Michele Andrea Bowen
A native of St. Louis, Missouri, Michele Andrea Bowen was educated in the St. Louis Public School System in segregated schools. Although her family did not have a lot of money, they were blessed with health, lots of love, friends, family and a wonderful church home: the Washington Metropolitan A.M.E. Zion Church, a historic institution that was established in the city during the late nineteenth century. She started telling stories when she was little, and then, at the suggestion of her mother, writing stories when she was eight or nine years old. Her first stories were generally about little black girls who lived in St. Louis.
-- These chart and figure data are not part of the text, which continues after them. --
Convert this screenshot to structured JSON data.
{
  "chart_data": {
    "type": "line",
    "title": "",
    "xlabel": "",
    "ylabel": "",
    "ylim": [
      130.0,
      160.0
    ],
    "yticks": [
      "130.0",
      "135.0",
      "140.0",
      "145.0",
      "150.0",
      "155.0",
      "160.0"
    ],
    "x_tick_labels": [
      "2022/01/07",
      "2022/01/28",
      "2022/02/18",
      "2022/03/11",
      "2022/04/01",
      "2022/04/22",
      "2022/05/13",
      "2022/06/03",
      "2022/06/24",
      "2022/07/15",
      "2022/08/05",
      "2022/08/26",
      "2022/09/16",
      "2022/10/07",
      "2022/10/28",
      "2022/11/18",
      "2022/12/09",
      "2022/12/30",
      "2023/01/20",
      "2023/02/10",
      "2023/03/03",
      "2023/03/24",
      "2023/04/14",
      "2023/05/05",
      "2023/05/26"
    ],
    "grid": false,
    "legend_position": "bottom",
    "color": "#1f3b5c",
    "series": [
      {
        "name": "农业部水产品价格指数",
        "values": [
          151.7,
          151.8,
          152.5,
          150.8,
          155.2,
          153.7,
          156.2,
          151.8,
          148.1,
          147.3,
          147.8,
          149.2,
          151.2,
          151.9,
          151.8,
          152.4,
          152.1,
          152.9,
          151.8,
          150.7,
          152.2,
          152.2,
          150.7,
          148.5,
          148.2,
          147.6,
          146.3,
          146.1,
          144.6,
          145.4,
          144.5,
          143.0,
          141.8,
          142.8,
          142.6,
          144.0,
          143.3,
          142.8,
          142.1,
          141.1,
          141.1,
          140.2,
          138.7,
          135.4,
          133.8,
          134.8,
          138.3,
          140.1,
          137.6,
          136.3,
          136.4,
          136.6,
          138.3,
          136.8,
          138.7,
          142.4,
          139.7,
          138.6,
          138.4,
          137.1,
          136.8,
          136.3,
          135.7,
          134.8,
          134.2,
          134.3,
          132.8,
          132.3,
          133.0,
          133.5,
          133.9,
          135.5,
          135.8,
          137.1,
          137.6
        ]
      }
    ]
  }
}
These tales were taken to another level when Bowen reached high school and started writing about black urban teen life during the 1970s. Her first audience consisted of her cousins (as she is an only child) and good friends, who read the handwritten stories and passed them down, page-by-page, mid-west assembly line style, reader-to-reader while they sat on the porch or at the lunch table at school.
Bowen attended Washington University in St. Louis and earned an undergraduate degree with honors in psychology. She has a M.S.W. in Social Work and a M. Ed. in Counseling Education from Washington University. She also holds graduate degrees in Public Health as well as United States History from the University of North Carolina at Chapel Hill. On her way to becoming a history professor, the “writing bug really hit” and she started writing what was the rough draft of her first novel, Church Folk, which was published in June 2001. Since that time, Bowen has published three more books: Second Sunday (June 2003), Holy Ghost Corner (September 2006), and Up at the College (April 2009). Her fifth book, More Church Folk, will be out in August 2010. She has finished the synopses for her next novels and is working on a teen series. She states, “Writing is a ministry for me. I love the Lord and I love writing about God and church life. It has been a tremendous blessing to reach so many people with my stories. I praise God for this. I can’t imagine writing in any other way.”